Cancer is one of the least understood diseases associated with obesity. Several forms of cancer have been shown to have some connection to inflammation and different E vitamins. Organs that are chronically inflamed are more likely to develop tumors. This connection may explain a mystery known as the “Japanese Smoking Paradox” that has long puzzled cancer researchers. Smoking causes lung cancer, and smoking more cigarettes means a higher risk of lung cancer than smoking fewer cigarettes. Yet in Japan, the relationship is not so strong. Heavy smokers in Japan have higher rates of lung cancer than do nonsmokers, but nowhere near the rates found in the United States. The Japanese diet consists mainly of rice, fruits, vegetables, and fish. Other countries have similar diets, but none have the same “Smoking Paradox.” A component of the Japanese diet that has not been studied to see if it is related to lower cancer rates among Japanese smokers is rice bran oil. While smoking cigarettes is inflammatory and depletes vitamin E from the lung tissue, rice bran oil is anti-inflammatory and is the richest source of vitamin E. Later on, we will see another difference in the Japanese diet that could be an explanation for their low rate of obesity and chronic disease.

The Problem with the Amino Acid Deficiency Theory

Inflammation is the cause of insulin resistance, which causes increased hunger and weight gain. Amino acids are deficient in chronic inflammation, and increasing amino acid consumption lowers inflammation. However, we are eating more amino acids, which come from proteins, than in earlier centuries. It seems amino acid deficiencies are occurring because the body is using up its supply of amino acids by trying to reduce chronic excess inflammation, not because we are not consuming enough of them. The problem seems to be that the modern diet increases inflammation in the body. While inflammation is a natural process, the chronic low level inflammation linked to obesity and many diseases is not. To lose weight and be healthy, we need to identify all the causes of that chronic inflammation and correct them.
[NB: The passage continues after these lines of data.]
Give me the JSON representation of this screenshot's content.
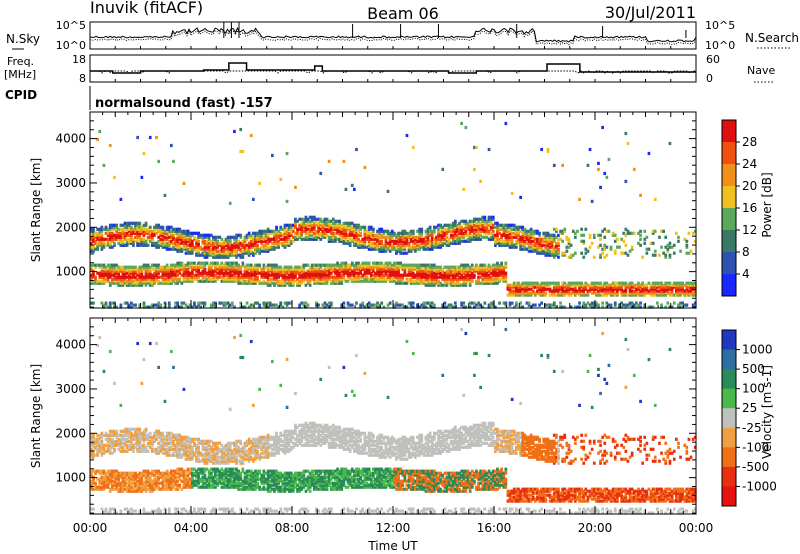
{
  "chart_data": {
    "type": "heatmap",
    "title": "Beam 06",
    "radar": "Inuvik (fitACF)",
    "date": "30/Jul/2011",
    "xlabel": "Time UT",
    "x_ticks": [
      "00:00",
      "04:00",
      "08:00",
      "12:00",
      "16:00",
      "20:00",
      "00:00"
    ],
    "xlim_hours": [
      0,
      24
    ],
    "top_panels": {
      "sky_search": {
        "left_label": "N.Sky",
        "right_label": "N.Search",
        "left_ticks": [
          "10^5",
          "10^0"
        ],
        "right_ticks": [
          "10^5",
          "10^0"
        ]
      },
      "freq_nave": {
        "left_label_1": "Freq.",
        "left_label_2": "[MHz]",
        "right_label": "Nave",
        "left_ticks": [
          "18",
          "8"
        ],
        "right_ticks": [
          "60",
          "0"
        ]
      },
      "cpid": {
        "label": "CPID",
        "text": "normalsound (fast) -157"
      }
    },
    "panels": [
      {
        "name": "power",
        "ylabel": "Slant Range [km]",
        "ylim_km": [
          180,
          4600
        ],
        "y_ticks": [
          1000,
          2000,
          3000,
          4000
        ],
        "colorbar_label": "Power [dB]",
        "colorbar_ticks": [
          "4",
          "8",
          "12",
          "16",
          "20",
          "24",
          "28"
        ],
        "colors": [
          "#1a28ff",
          "#2e52b0",
          "#3a7868",
          "#5aa85a",
          "#f0c020",
          "#f09018",
          "#f05010",
          "#e01010"
        ]
      },
      {
        "name": "velocity",
        "ylabel": "Slant Range [km]",
        "ylim_km": [
          180,
          4600
        ],
        "y_ticks": [
          1000,
          2000,
          3000,
          4000
        ],
        "colorbar_label": "Velocity [m s-1]",
        "colorbar_ticks": [
          "1000",
          "500",
          "100",
          "25",
          "-25",
          "-100",
          "-500",
          "-1000"
        ],
        "colors": [
          "#2038c0",
          "#2f6ea0",
          "#2a8a5a",
          "#4ab84a",
          "#c0c0bc",
          "#f0a040",
          "#f07018",
          "#e83010",
          "#e81010"
        ]
      }
    ]
  }
}
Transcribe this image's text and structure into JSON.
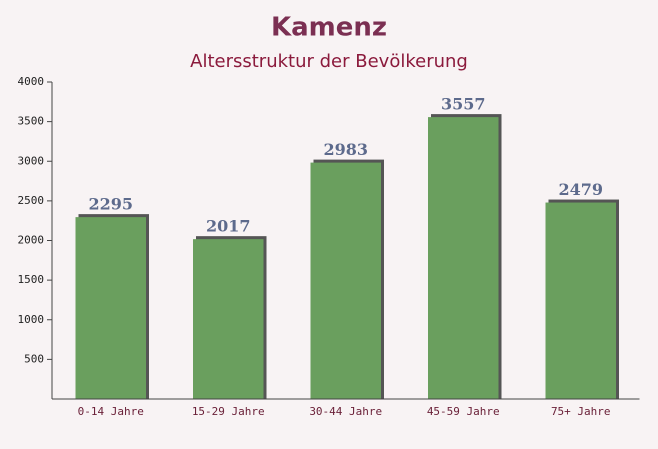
{
  "chart_data": {
    "type": "bar",
    "title": "Kamenz",
    "subtitle": "Altersstruktur der Bevölkerung",
    "categories": [
      "0-14 Jahre",
      "15-29 Jahre",
      "30-44 Jahre",
      "45-59 Jahre",
      "75+ Jahre"
    ],
    "values": [
      2295,
      2017,
      2983,
      3557,
      2479
    ],
    "color": "#6a9f5e",
    "ylim": [
      0,
      4000
    ],
    "yticks": [
      500,
      1000,
      1500,
      2000,
      2500,
      3000,
      3500,
      4000
    ],
    "grid": false
  }
}
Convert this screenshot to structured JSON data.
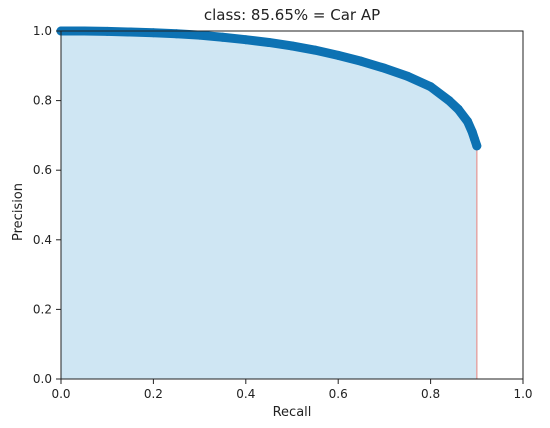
{
  "chart_data": {
    "type": "area",
    "title": "class: 85.65% = Car AP",
    "xlabel": "Recall",
    "ylabel": "Precision",
    "xlim": [
      0.0,
      1.0
    ],
    "ylim": [
      0.0,
      1.0
    ],
    "xticks": [
      "0.0",
      "0.2",
      "0.4",
      "0.6",
      "0.8",
      "1.0"
    ],
    "yticks": [
      "0.0",
      "0.2",
      "0.4",
      "0.6",
      "0.8",
      "1.0"
    ],
    "grid": false,
    "legend": "none",
    "colors": {
      "line": "#0d72b3",
      "fill": "#cfe6f3",
      "drop_line": "#e3a7a7"
    },
    "series": [
      {
        "x": [
          0.0,
          0.05,
          0.1,
          0.15,
          0.2,
          0.25,
          0.3,
          0.35,
          0.4,
          0.45,
          0.5,
          0.55,
          0.6,
          0.65,
          0.7,
          0.75,
          0.8,
          0.84,
          0.86,
          0.88,
          0.89,
          0.895,
          0.9
        ],
        "y": [
          1.0,
          1.0,
          0.999,
          0.997,
          0.995,
          0.992,
          0.988,
          0.982,
          0.975,
          0.967,
          0.957,
          0.945,
          0.93,
          0.913,
          0.893,
          0.87,
          0.84,
          0.8,
          0.775,
          0.74,
          0.71,
          0.69,
          0.67
        ]
      }
    ]
  }
}
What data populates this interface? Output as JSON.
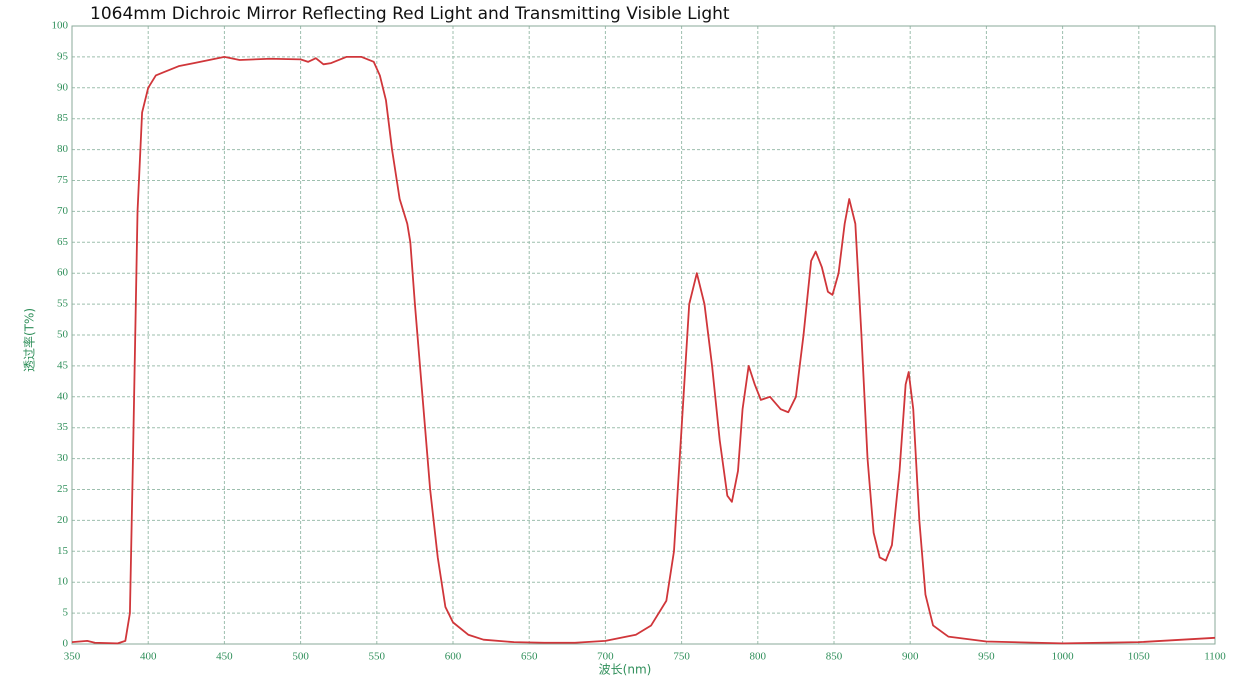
{
  "chart_data": {
    "type": "line",
    "title": "1064mm Dichroic Mirror Reflecting Red Light and Transmitting Visible Light",
    "x_label": "波长(nm)",
    "y_label": "透过率(T%)",
    "color": "#d0363a",
    "x": [
      350,
      360,
      365,
      380,
      385,
      388,
      390,
      393,
      396,
      400,
      405,
      410,
      420,
      430,
      440,
      450,
      460,
      480,
      500,
      505,
      510,
      515,
      520,
      530,
      540,
      548,
      552,
      556,
      560,
      565,
      570,
      572,
      575,
      580,
      585,
      590,
      595,
      600,
      610,
      620,
      640,
      660,
      680,
      700,
      720,
      730,
      740,
      745,
      750,
      755,
      760,
      765,
      770,
      775,
      780,
      783,
      787,
      790,
      794,
      798,
      802,
      808,
      815,
      820,
      825,
      830,
      835,
      838,
      842,
      846,
      849,
      853,
      857,
      860,
      864,
      868,
      872,
      876,
      880,
      884,
      888,
      893,
      897,
      899,
      902,
      906,
      910,
      915,
      925,
      950,
      1000,
      1050,
      1100
    ],
    "values": [
      0.3,
      0.5,
      0.2,
      0.1,
      0.5,
      5,
      30,
      70,
      86,
      90,
      92,
      92.5,
      93.5,
      94,
      94.5,
      95,
      94.5,
      94.7,
      94.6,
      94.2,
      94.8,
      93.8,
      94,
      95,
      95,
      94.2,
      92,
      88,
      80,
      72,
      68,
      65,
      55,
      40,
      25,
      14,
      6,
      3.5,
      1.5,
      0.7,
      0.3,
      0.2,
      0.2,
      0.5,
      1.5,
      3,
      7,
      15,
      35,
      55,
      60,
      55,
      45,
      33,
      24,
      23,
      28,
      38,
      45,
      42,
      39.5,
      40,
      38,
      37.5,
      40,
      50,
      62,
      63.5,
      61,
      57,
      56.5,
      60,
      68,
      72,
      68,
      50,
      30,
      18,
      14,
      13.5,
      16,
      28,
      42,
      44,
      38,
      20,
      8,
      3,
      1.2,
      0.4,
      0.1,
      0.3,
      1
    ],
    "xlim": [
      350,
      1100
    ],
    "xticks": [
      350,
      400,
      450,
      500,
      550,
      600,
      650,
      700,
      750,
      800,
      850,
      900,
      950,
      1000,
      1050,
      1100
    ],
    "ylim": [
      0,
      100
    ],
    "yticks": [
      0,
      5,
      10,
      15,
      20,
      25,
      30,
      35,
      40,
      45,
      50,
      55,
      60,
      65,
      70,
      75,
      80,
      85,
      90,
      95,
      100
    ],
    "grid": true
  }
}
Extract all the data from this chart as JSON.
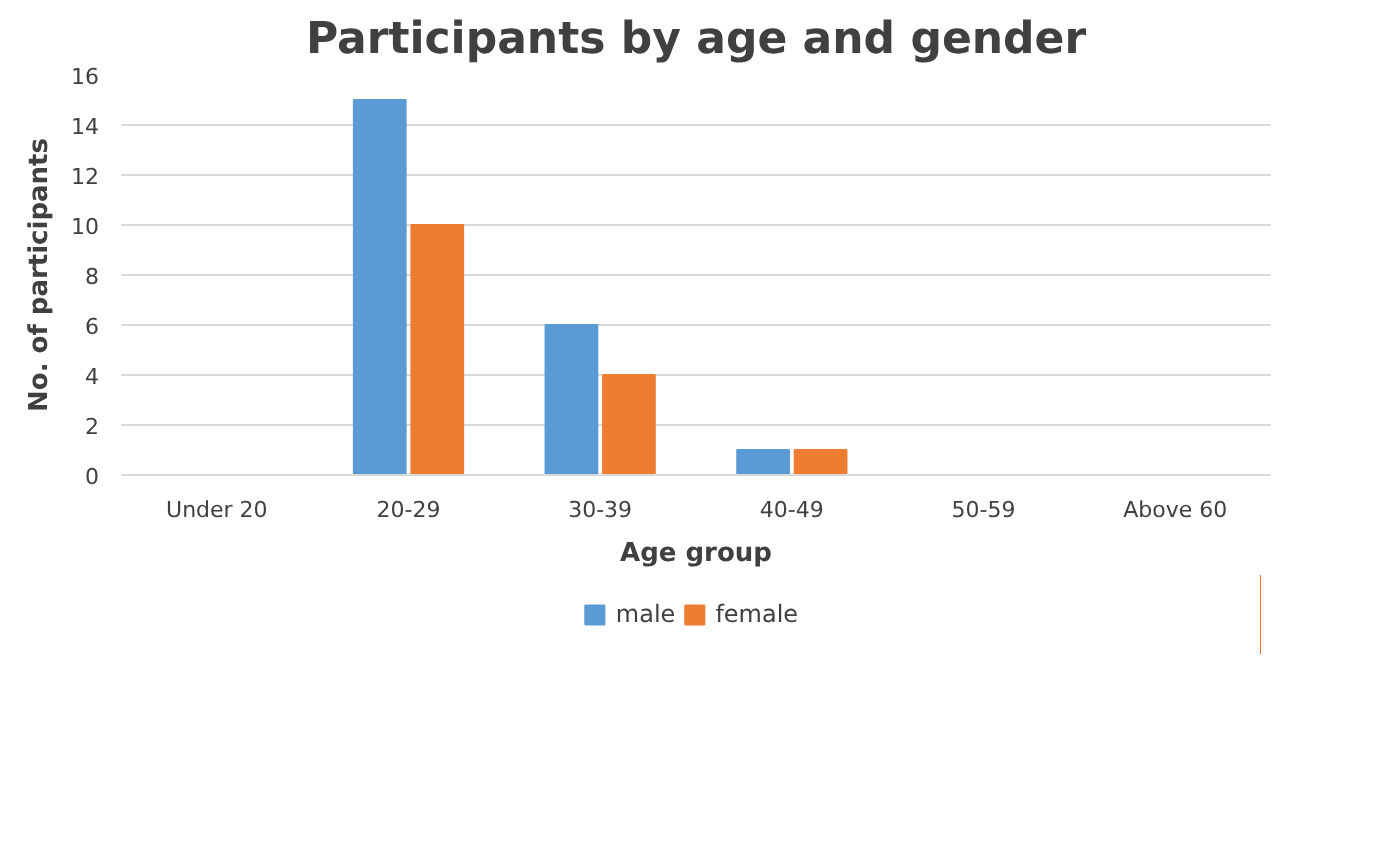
{
  "chart_data": {
    "type": "bar",
    "title": "Participants by age and gender",
    "xlabel": "Age group",
    "ylabel": "No. of participants",
    "categories": [
      "Under 20",
      "20-29",
      "30-39",
      "40-49",
      "50-59",
      "Above 60"
    ],
    "series": [
      {
        "name": "male",
        "color": "#5b9bd5",
        "values": [
          0,
          15,
          6,
          1,
          0,
          0
        ]
      },
      {
        "name": "female",
        "color": "#ed7d31",
        "values": [
          0,
          10,
          4,
          1,
          0,
          0
        ]
      }
    ],
    "ylim": [
      0,
      16
    ],
    "yticks": [
      0,
      2,
      4,
      6,
      8,
      10,
      12,
      14,
      16
    ],
    "grid": "y",
    "legend": "bottom"
  }
}
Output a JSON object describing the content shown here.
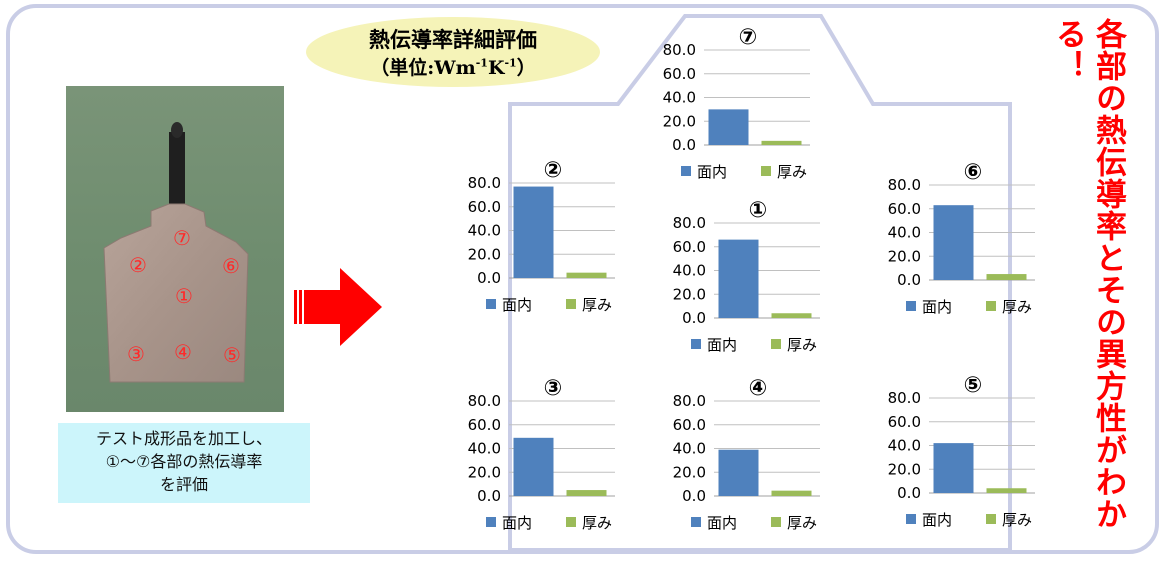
{
  "title": {
    "main": "熱伝導率詳細評価",
    "unit_open": "（単位:Wm",
    "unit_sup1": "-1",
    "unit_mid": "K",
    "unit_sup2": "-1",
    "unit_close": "）"
  },
  "photo": {
    "labels": [
      "⑦",
      "②",
      "⑥",
      "①",
      "③",
      "④",
      "⑤"
    ]
  },
  "caption": {
    "line1": "テスト成形品を加工し、",
    "line2": "①～⑦各部の熱伝導率",
    "line3": "を評価"
  },
  "side_text": "各部の熱伝導率とその異方性がわかる！",
  "colors": {
    "in_plane": "#4f81bd",
    "thickness": "#9bbb59",
    "grid": "#c0c0c0",
    "accent": "#ff0000"
  },
  "chart_data": [
    {
      "type": "bar",
      "id": "7",
      "label": "⑦",
      "categories": [
        "面内",
        "厚み"
      ],
      "values": [
        30.0,
        3.5
      ],
      "ylim": [
        0,
        80
      ],
      "yticks": [
        "0.0",
        "20.0",
        "40.0",
        "60.0",
        "80.0"
      ],
      "legend": [
        "面内",
        "厚み"
      ]
    },
    {
      "type": "bar",
      "id": "2",
      "label": "②",
      "categories": [
        "面内",
        "厚み"
      ],
      "values": [
        77.0,
        4.5
      ],
      "ylim": [
        0,
        80
      ],
      "yticks": [
        "0.0",
        "20.0",
        "40.0",
        "60.0",
        "80.0"
      ],
      "legend": [
        "面内",
        "厚み"
      ]
    },
    {
      "type": "bar",
      "id": "1",
      "label": "①",
      "categories": [
        "面内",
        "厚み"
      ],
      "values": [
        66.0,
        4.0
      ],
      "ylim": [
        0,
        80
      ],
      "yticks": [
        "0.0",
        "20.0",
        "40.0",
        "60.0",
        "80.0"
      ],
      "legend": [
        "面内",
        "厚み"
      ]
    },
    {
      "type": "bar",
      "id": "6",
      "label": "⑥",
      "categories": [
        "面内",
        "厚み"
      ],
      "values": [
        63.0,
        5.0
      ],
      "ylim": [
        0,
        80
      ],
      "yticks": [
        "0.0",
        "20.0",
        "40.0",
        "60.0",
        "80.0"
      ],
      "legend": [
        "面内",
        "厚み"
      ]
    },
    {
      "type": "bar",
      "id": "3",
      "label": "③",
      "categories": [
        "面内",
        "厚み"
      ],
      "values": [
        49.0,
        5.0
      ],
      "ylim": [
        0,
        80
      ],
      "yticks": [
        "0.0",
        "20.0",
        "40.0",
        "60.0",
        "80.0"
      ],
      "legend": [
        "面内",
        "厚み"
      ]
    },
    {
      "type": "bar",
      "id": "4",
      "label": "④",
      "categories": [
        "面内",
        "厚み"
      ],
      "values": [
        39.0,
        4.5
      ],
      "ylim": [
        0,
        80
      ],
      "yticks": [
        "0.0",
        "20.0",
        "40.0",
        "60.0",
        "80.0"
      ],
      "legend": [
        "面内",
        "厚み"
      ]
    },
    {
      "type": "bar",
      "id": "5",
      "label": "⑤",
      "categories": [
        "面内",
        "厚み"
      ],
      "values": [
        42.0,
        4.0
      ],
      "ylim": [
        0,
        80
      ],
      "yticks": [
        "0.0",
        "20.0",
        "40.0",
        "60.0",
        "80.0"
      ],
      "legend": [
        "面内",
        "厚み"
      ]
    }
  ]
}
For the last several thousand years, up to the twentieth century, the vast majority of our calories have come from whole grains. Unlike refined grains, whole grains contain all the amino acids essential in human nutrition. High consumption of whole grains instead of refined grains has been associated with weight loss, lower levels of inflammation, and lower rates of chronic disease. There were far lower rates of obesity and chronic disease in the United States before the twentieth century, during a time when we received over 80% of our calories from whole grains. However, during this time when whole grain consumption was greater there was a much higher rate of death from infectious disease. According to one theory, these early deaths masked the real cause of obesity in the modern diet.